Military, provisional ballots tallied in Alabama’s US Senate race; not enough to swing the outcome

The Alabama Secretary of State’s office has announced the total number of military and provisional ballots that will be counted, and there aren’t nearly enough to make up the difference between Doug Jones (D) and Roy Moore (R) in the U.S. Senate Special Election. Roy Moore previously said he would hold off on conceding because there were still votes to be counted.

Military ballots, cast under the Uniformed and Overseas Citizens Absentee Voting Act (UOCAVA), have now been added to county totals. A news release from theĀ  Alabama Secretary of State’s Office says the office received 366 ballots from UOCAVA voters.

The release also says state officials have verified 2,888 provisional ballots out of a total of 4,967. They add that no additional ballots are eligible to be received.

Bottom line, the additional ballots from UOCAVA and provisional voters aren’t enough to swing the election to Roy Moore, who lost the initial tally by more than 21,000 votes.

There are also not enough votes to trigger an automatic recount, which happens when less that .5% separates two candidates.

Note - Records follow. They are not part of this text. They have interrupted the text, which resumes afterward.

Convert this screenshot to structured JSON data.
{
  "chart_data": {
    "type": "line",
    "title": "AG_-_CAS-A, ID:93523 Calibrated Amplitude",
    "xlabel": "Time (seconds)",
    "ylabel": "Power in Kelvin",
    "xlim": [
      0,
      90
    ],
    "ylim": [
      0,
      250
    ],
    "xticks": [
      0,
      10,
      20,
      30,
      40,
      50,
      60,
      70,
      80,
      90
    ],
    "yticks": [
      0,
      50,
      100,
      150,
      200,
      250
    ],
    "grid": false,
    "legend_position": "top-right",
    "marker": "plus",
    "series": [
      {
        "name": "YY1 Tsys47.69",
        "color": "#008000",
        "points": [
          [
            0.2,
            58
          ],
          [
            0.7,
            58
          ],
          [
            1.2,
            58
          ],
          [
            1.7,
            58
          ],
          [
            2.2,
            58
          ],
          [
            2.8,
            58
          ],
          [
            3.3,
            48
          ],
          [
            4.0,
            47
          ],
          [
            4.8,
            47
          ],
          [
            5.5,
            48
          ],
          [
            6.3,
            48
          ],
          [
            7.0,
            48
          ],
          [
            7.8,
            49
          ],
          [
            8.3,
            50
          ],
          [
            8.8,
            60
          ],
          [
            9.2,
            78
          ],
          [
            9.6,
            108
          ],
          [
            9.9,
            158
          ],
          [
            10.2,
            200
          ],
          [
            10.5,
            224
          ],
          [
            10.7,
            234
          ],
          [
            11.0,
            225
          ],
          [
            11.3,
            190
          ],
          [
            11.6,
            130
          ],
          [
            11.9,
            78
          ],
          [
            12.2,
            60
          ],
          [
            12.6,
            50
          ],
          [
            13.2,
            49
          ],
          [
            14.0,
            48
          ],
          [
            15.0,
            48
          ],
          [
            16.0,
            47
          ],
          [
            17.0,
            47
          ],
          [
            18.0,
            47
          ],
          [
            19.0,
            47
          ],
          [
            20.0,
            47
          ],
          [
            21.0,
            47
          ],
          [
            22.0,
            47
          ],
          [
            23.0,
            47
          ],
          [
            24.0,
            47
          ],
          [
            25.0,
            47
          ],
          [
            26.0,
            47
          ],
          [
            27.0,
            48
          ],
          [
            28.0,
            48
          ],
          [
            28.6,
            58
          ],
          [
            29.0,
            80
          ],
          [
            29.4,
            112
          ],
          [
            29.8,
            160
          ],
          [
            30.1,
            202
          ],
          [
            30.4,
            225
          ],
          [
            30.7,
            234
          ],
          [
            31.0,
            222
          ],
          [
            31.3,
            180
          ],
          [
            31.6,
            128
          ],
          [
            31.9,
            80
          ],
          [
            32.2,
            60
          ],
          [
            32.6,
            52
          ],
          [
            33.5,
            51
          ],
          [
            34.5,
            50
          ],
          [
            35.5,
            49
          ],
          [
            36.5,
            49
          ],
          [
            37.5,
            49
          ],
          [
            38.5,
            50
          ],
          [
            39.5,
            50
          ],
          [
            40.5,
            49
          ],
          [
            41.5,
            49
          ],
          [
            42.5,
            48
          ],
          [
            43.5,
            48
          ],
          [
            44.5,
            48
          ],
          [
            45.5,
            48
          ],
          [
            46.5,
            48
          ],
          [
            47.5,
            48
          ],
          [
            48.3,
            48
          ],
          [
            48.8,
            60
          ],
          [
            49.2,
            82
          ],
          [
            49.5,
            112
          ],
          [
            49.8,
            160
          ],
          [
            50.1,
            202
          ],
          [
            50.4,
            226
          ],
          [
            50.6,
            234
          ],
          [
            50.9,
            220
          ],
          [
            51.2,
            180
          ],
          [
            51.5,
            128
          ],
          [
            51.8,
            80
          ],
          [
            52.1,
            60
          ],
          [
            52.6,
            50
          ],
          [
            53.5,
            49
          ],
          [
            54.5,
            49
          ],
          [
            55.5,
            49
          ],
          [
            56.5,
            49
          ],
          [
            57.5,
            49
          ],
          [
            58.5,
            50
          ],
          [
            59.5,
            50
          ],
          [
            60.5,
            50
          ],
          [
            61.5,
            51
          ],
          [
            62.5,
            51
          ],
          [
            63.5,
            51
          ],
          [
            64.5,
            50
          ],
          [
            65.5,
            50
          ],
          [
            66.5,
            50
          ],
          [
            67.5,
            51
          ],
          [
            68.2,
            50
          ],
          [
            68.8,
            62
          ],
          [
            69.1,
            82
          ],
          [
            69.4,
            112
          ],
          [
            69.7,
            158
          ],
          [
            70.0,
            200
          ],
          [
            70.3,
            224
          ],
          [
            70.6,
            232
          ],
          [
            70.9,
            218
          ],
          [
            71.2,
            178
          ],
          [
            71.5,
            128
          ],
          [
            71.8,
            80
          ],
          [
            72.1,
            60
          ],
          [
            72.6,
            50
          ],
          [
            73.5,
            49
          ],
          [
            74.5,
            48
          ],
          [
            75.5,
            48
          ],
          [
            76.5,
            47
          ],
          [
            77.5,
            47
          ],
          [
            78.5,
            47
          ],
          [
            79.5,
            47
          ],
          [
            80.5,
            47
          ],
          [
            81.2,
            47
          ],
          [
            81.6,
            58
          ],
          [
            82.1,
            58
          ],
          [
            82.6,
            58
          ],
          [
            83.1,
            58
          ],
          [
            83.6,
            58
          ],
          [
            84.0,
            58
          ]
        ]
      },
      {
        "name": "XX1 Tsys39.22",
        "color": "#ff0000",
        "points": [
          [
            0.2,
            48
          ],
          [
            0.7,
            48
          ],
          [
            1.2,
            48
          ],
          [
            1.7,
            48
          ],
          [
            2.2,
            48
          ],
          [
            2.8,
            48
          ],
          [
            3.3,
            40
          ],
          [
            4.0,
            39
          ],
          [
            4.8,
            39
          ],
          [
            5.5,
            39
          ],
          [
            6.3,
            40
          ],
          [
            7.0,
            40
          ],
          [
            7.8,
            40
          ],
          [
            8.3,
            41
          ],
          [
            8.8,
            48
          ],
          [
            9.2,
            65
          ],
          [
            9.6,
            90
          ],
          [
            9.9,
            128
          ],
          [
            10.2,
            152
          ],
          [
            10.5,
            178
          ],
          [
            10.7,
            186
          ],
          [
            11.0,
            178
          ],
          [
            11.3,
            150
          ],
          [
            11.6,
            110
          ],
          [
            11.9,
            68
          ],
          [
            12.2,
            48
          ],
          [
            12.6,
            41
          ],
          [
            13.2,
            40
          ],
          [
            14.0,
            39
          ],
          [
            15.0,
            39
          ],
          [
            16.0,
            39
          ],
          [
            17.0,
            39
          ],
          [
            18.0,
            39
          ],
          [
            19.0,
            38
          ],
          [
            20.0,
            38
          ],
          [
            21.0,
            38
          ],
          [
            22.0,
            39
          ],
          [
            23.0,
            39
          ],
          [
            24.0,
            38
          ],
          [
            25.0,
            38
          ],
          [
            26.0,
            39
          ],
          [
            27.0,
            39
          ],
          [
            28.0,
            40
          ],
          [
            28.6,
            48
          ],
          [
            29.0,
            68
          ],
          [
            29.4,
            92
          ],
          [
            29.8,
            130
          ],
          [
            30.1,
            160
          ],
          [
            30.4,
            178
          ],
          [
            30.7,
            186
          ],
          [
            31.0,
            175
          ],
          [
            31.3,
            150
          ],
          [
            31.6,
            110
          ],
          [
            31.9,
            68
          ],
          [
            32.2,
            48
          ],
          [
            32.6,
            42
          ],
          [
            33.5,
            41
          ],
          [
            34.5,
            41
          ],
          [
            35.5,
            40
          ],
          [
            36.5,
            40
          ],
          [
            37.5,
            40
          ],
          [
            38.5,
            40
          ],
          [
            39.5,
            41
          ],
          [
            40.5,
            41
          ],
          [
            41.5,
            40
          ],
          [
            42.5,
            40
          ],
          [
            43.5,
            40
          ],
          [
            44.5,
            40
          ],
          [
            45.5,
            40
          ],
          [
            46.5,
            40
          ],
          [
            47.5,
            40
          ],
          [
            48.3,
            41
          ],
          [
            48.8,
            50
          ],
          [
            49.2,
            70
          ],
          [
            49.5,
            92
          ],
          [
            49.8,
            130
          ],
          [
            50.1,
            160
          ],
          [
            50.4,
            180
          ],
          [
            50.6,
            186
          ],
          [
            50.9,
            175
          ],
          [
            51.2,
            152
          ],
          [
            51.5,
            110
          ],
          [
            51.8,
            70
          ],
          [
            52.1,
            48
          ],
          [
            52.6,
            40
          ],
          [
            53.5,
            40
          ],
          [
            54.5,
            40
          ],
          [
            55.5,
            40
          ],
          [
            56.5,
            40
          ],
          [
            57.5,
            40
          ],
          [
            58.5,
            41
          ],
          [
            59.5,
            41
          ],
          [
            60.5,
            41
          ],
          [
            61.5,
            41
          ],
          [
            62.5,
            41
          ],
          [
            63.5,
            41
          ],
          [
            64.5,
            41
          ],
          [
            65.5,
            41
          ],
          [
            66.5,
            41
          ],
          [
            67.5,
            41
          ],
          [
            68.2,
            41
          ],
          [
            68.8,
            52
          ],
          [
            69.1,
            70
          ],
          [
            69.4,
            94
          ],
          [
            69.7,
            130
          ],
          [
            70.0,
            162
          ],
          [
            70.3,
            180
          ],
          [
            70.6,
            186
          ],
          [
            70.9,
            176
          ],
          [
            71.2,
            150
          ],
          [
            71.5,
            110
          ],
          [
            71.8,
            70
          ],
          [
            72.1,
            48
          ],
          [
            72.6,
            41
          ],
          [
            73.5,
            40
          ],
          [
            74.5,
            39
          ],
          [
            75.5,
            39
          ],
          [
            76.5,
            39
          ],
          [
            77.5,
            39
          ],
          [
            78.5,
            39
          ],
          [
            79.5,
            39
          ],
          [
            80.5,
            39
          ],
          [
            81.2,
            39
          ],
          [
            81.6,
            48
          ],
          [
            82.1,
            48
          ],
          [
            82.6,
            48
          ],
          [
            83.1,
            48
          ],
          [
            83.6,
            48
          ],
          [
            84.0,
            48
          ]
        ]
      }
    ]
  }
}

Moore has refused to concede, originally citing the outstanding ballots. However, since election night, Moore has started fundraising off of claims that voter fraud may have played a part in the outcome.

Alabama Secretary of State John Merrill (R) has urged Moore and his supporters to report any known instances of voter fraud to his office.

The Alabama State Canvassing Board is set to certify the results of the Alabama Senate Special Election no sooner than December 26th and no later than January 3rd.

Once the result is certified, Doug Jones will take office as the next U.S. Senator from Alabama.